Forum Moderators: open
[edited by: Marcia at 11:26 pm (utc) on June 17, 2004]
[edit reason] Extraneous information. [/edit]
[webmasterworld.com...]
With nothing more elaborate than a slightly modified click tracking script... this is happening widespread. Nobody has given a good reason that I have seen to date why G can't deal with this and the board is pretty silent on it compared to most of the lesser important issues. I think the idea that the problem looks so simple to fix on the surface... change how they handle 301 and or 302 redirects... means there must be a larger underlying problem with doing this one seemingly simple thing.

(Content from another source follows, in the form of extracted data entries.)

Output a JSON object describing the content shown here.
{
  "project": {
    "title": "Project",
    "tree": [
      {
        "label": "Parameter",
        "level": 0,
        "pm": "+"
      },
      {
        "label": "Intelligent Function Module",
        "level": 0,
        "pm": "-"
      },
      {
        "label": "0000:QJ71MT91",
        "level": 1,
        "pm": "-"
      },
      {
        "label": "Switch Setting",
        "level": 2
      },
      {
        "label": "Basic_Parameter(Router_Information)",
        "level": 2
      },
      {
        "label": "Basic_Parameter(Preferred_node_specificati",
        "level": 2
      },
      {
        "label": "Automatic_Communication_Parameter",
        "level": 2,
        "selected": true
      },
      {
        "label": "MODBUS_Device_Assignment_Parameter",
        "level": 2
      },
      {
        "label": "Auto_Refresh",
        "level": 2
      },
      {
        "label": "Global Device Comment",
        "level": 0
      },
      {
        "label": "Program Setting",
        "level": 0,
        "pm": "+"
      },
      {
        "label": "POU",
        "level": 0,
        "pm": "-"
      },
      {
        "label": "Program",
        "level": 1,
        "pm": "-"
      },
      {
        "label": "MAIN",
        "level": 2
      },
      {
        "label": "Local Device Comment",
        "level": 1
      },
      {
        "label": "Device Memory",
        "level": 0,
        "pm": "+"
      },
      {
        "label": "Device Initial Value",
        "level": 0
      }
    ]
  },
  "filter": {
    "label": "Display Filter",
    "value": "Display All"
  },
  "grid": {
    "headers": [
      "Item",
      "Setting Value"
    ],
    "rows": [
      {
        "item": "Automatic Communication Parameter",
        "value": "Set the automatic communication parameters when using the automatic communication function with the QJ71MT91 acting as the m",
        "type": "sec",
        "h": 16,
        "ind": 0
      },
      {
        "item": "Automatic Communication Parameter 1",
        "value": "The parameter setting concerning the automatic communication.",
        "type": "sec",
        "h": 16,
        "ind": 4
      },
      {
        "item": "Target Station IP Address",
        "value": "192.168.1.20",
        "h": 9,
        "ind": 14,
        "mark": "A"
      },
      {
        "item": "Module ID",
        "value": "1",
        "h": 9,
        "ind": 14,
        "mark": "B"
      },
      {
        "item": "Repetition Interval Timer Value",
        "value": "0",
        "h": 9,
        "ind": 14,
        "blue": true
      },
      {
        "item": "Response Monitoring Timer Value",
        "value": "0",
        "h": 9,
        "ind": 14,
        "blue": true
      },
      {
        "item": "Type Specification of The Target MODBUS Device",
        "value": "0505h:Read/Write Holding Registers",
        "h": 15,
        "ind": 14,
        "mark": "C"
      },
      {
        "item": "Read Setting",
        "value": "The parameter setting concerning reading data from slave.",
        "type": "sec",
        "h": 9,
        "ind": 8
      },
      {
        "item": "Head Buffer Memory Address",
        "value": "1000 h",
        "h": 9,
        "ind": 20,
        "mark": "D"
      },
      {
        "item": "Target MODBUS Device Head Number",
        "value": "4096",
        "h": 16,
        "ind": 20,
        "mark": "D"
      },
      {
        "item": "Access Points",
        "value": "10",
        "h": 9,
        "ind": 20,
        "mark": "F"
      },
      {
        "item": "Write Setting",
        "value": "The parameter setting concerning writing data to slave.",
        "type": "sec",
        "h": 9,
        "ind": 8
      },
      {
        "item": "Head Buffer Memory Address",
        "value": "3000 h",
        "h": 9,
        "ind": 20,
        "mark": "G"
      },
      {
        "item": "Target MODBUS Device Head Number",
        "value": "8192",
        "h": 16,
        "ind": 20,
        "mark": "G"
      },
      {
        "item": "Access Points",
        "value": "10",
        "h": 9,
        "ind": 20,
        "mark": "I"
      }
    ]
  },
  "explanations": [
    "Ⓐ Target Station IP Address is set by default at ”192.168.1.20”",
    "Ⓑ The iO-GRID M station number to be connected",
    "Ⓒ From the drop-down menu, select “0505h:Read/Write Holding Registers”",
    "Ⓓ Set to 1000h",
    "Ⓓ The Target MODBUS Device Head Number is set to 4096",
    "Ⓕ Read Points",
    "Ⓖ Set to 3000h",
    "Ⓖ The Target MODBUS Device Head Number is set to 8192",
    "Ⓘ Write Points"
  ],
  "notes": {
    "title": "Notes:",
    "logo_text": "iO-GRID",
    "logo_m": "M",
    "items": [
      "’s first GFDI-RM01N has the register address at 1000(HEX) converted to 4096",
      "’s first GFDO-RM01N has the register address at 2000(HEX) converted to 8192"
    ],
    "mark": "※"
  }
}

Just my theory... that because a simple variant of an ad tracking script will accomplish this, therein probably lies the underlying larger problem why it hasn't been fixed. We didn't see this widespread type of redirect hijacking before the domain park type of advertising concept was introduced. First, G introduced the concept and then essentially cut everyone under a certain traffic count out of participating. I think it spawned ideas with these current spammers and hijackers right about the time G was clamping down on their older types of spamdexing. Now nobody wants to talk about it.
and it won't help google that it takes so long to fix this long-known issue. that's sth i can't understand, getting redirects right shouldn't be a major challenge, every webbrowser is able to do that, dmoz is able to do that, just google isn't.
[webmasterworld.com...]
Was told that you need greater PR to hijack a page, and I assume you would need greater PR to hijack it back as well.